The other driver of the dollar’s rise is interest rate hikes by the US Federal Reserve, which has increased borrowing costs in an attempt to curb rising inflation.

With depositors in US banks benefiting from interest rates, investors have been further encouraged to exchange other currencies for dollars, pushing up the price of the dollar.

“Of course, central banks in other jurisdictions such as the UK have also raised interest rates and the eurozone is planning to do the same. But they are not acting as aggressively as the US,” said Tziamalis, lecturer in economics at Sheffield Hallam University.

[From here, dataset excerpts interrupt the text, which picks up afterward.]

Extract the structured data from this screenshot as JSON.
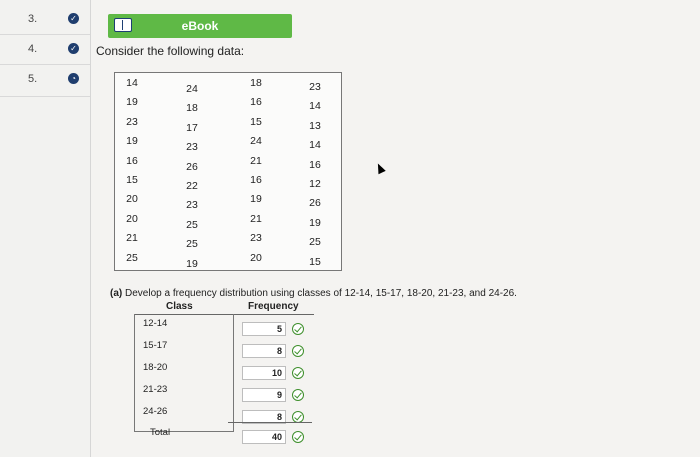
{
  "sidebar": {
    "questions": [
      {
        "number": "3.",
        "status": "complete"
      },
      {
        "number": "4.",
        "status": "complete"
      },
      {
        "number": "5.",
        "status": "current"
      }
    ]
  },
  "ebook": {
    "label": "eBook",
    "icon": "book-icon"
  },
  "prompt": "Consider the following data:",
  "data_columns": [
    [
      "14",
      "19",
      "23",
      "19",
      "16",
      "15",
      "20",
      "20",
      "21",
      "25"
    ],
    [
      "24",
      "18",
      "17",
      "23",
      "26",
      "22",
      "23",
      "25",
      "25",
      "19"
    ],
    [
      "18",
      "16",
      "15",
      "24",
      "21",
      "16",
      "19",
      "21",
      "23",
      "20"
    ],
    [
      "23",
      "14",
      "13",
      "14",
      "16",
      "12",
      "26",
      "19",
      "25",
      "15"
    ]
  ],
  "part_a": {
    "label": "(a)",
    "text": "Develop a frequency distribution using classes of 12-14, 15-17, 18-20, 21-23, and 24-26."
  },
  "freq_table": {
    "header_class": "Class",
    "header_frequency": "Frequency",
    "rows": [
      {
        "class": "12-14",
        "frequency": "5"
      },
      {
        "class": "15-17",
        "frequency": "8"
      },
      {
        "class": "18-20",
        "frequency": "10"
      },
      {
        "class": "21-23",
        "frequency": "9"
      },
      {
        "class": "24-26",
        "frequency": "8"
      }
    ],
    "total_label": "Total",
    "total_value": "40"
  },
  "colors": {
    "ebook_green": "#5fb946",
    "check_green": "#3e8f2c",
    "status_navy": "#1f3e6e"
  }
}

“Meanwhile, Japan is not tightening at all, so the net result is still greater foreign demand for dollars.”

Who are the winners and losers?

For American consumers, a stronger dollar means cheaper imported goods in stores and more affordable vacations abroad.

For everyone else, the picture is less rosy.

Not only does a stronger dollar mean more expensive US imports and travel in the US, it is likely to worsen inflation in general in other countries.

Oil and other raw materials such as metals and timber are usually traded in dollars, which increases costs in local currency. Higher energy prices will in turn push up the costs of other goods and services.

“The only exception is the United States, where a stronger dollar makes it cheaper to import consumer goods and can therefore help curb inflation,” Tziamalis said.

The strength of the dollar also makes it more difficult for many developing countries to repay their debt, which is often held in US currency.

“As a result, many countries will struggle to find an ever-increasing amount of local currency to service their debt,” Tziamalis said.

“These countries will either have to tax their economies more, issue inflation-promoting local money or simply borrow more. The results could be deep recession, hyperinflation, a sovereign debt crisis or all three, depending on which path is chosen.”